Celloglas Ltd, of Exeter Way, Theale Commercial Estate, Theale, Reading, pleaded guilty to breaching Section 2 (1) of the Health & Safety at Work etc Act 1974. The company was fined £100,000 and ordered to pay £5,165.09 in costs at Leeds Magistrates’ Court on 30 August 2023.
Company fined after worker suffers life-changing injuries in fall
A Cumbrian construction company has been fined after a man was critically injured falling 10m through the roof of an industrial unit. Craig Dickson, 39, from Carlisle, suffered multiple serious fractures, in the incident on Heathlands Industrial Estate, Kingmoor Park, Carlisle, on 25 March 2022.
CK Steelwork & Cladding Ltd were the contractor undertaking work on the roof of the building. The roof was known to be fragile, and, at the time of the incident, safety nets were being erected below the work area, although this work had not been completed.

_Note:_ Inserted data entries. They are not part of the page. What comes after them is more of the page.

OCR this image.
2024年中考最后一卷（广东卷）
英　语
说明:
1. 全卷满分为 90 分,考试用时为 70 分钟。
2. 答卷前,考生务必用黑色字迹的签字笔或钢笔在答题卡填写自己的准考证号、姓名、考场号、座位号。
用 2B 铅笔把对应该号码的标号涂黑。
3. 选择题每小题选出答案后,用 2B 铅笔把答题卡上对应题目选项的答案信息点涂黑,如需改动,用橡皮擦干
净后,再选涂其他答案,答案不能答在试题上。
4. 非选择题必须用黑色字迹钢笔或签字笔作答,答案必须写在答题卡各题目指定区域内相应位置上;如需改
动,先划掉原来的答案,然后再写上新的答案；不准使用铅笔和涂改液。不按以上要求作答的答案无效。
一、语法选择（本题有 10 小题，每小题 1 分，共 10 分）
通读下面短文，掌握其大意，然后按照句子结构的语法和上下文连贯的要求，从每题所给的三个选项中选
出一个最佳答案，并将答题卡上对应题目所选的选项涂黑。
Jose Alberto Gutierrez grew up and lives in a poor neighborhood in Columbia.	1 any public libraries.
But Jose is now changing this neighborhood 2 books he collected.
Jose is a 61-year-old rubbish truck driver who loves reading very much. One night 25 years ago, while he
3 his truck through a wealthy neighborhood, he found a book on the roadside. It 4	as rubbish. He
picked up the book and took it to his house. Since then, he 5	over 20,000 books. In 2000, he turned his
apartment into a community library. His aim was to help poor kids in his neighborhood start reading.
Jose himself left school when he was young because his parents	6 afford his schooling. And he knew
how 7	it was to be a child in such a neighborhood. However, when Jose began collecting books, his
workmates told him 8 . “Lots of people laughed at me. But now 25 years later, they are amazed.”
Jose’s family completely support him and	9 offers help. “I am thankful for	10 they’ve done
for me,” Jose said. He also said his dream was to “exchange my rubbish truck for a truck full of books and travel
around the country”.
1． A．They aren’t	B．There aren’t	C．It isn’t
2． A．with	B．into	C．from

Despite this, Mr Dickson was taken onto the roof by a supervisor to assess the job. While crossing an area of the roof that was not protected by the nets, he stepped onto a weak skylight which gave way, and he fell head-first around 10m onto the concrete floor below. Mr Dickson shattered most of the bones in his face, hands, and wrists. He lost four teeth and severely damaged his knee. He spent six weeks in intensive care and was confined to a wheelchair for five months. Since the accident he has endured constant pain, and 17 months later is still unable to work; he will never be able to return to his former profession.
In a victim impact statement Craig Dickson said: “The accident broke every bone in my face and knocked out my front four teeth. This has made me have zero confidence and major anxiety, which I now have to see a psychiatrist for, every week. My nose was badly broken, which has left me with no sense of smell, and I have difficulty breathing through it.
“Before my accident I was a very physically and mentally active person and attended the gym on a daily basis and was a keen fell walker and liked to socialise. I am now left in severe pain and now have anxiety and I’m always anxious and find it hard, if not impossible to do anything like I did before the accident.”
An investigation by the Health and Safety Executive (HSE) found that CK Steelwork & Cladding Ltd of Barras Lane Estate, Dalston, Carlisle, had failed to take appropriate precautions to ensure the safety of workers on the roof.
The company pleaded guilty to breaching regulation 4(1) of the Work at Height Regulations 2005. They were fined £16,000 and were ordered to pay £4,462.59 in costs at a hearing at Carlisle Magistrates Court on 31 August 2023.